Senators who have opened 2014 funds are: Rob Johnson, R-Yukon; Eddie Fields, R-Wynona; Bill Brown, R-Broken Arrow; Brian Bingman, R-Sapulpa; and Constance Johnson, D-Forest Park.
“I would say that in the Senate, Republicans take these races extremely seriously,” said Nathan Atkins, communication director for Bingman, who has reported raising $10,000 to date. “They are talking to voters on the doorstep, out in the community at events. They're very serious about keeping in touch with their constituents.”
Bingman, the Senate president pro tem, also has carried forward $153,000 from his 2010 campaign fund, which was closed in March.

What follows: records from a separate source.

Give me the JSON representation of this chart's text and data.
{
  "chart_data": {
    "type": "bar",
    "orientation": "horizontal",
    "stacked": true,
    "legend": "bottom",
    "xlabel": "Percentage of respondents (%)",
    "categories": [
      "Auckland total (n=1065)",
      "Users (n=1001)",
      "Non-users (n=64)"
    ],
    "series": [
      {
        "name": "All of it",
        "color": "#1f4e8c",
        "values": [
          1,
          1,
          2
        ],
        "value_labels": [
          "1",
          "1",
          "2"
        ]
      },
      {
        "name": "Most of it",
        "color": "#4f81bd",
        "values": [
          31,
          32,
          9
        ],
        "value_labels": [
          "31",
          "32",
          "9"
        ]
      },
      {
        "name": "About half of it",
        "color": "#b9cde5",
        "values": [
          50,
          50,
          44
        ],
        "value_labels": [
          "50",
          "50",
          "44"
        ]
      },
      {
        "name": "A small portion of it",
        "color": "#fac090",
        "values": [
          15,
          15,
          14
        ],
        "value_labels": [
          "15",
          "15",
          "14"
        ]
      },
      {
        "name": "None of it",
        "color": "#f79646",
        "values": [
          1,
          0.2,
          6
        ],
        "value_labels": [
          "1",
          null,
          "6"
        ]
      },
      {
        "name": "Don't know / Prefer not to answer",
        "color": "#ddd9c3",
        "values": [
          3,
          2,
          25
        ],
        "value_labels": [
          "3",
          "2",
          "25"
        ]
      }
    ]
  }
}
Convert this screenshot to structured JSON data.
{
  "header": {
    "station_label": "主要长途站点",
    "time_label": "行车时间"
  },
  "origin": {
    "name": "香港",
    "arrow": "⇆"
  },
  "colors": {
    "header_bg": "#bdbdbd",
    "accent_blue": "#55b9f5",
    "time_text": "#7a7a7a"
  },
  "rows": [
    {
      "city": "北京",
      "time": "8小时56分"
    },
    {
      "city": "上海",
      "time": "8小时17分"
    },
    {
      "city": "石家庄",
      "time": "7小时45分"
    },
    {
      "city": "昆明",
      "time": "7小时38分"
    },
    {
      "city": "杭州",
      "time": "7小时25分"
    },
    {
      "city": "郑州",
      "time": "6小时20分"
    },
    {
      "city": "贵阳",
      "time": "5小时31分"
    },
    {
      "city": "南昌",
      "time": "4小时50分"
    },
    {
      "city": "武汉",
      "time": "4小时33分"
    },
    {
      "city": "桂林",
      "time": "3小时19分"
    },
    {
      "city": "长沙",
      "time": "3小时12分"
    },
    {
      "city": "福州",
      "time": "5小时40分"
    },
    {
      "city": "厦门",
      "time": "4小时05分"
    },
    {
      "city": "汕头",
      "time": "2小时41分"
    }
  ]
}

Former Sen. Jonathan Nichols, R-Norman, had launched a 2014 campaign for an undeclared office and raised $28,250 but closed the fund in September 2011.
District Attorney Greg Mashburn has launched his campaign fund for the District 21 seat in Cleveland, Garvin and McClain counties.
Mashburn has raised about $81,000 since he opened the fund in August 2011. He transferred in another $80,000 from his 2010 campaign fund when he took office uncontested.
“Ever since I've been elected, I've done an annual fundraiser and then that allows me to continue to raise the war chest,” Mashburn said. “I can budget better, I can prepare for the campaign better, and it doesn't put me in a bind as far as trying to run an office and campaign.”
Mashburn said even when he was unopposed he was knocking doors until candidate filing closed.
“You never know until 5 p.m. of filing day what's going to happen,” Mashburn said.
Every September, except for one since he took office in 2007, Mashburn said he's held a barbecue fundraiser asking for support.
District Attorney Richard Smothermon also has launched a campaign fund for re-election to District 23 in Pottawatomie and Lincoln counties.
Smothermon has reported $1,500 in campaign contributions to date.
Oklahoma Treasurer Ken Miller also has launched his campaign for re-election and has reported raising about $3,000.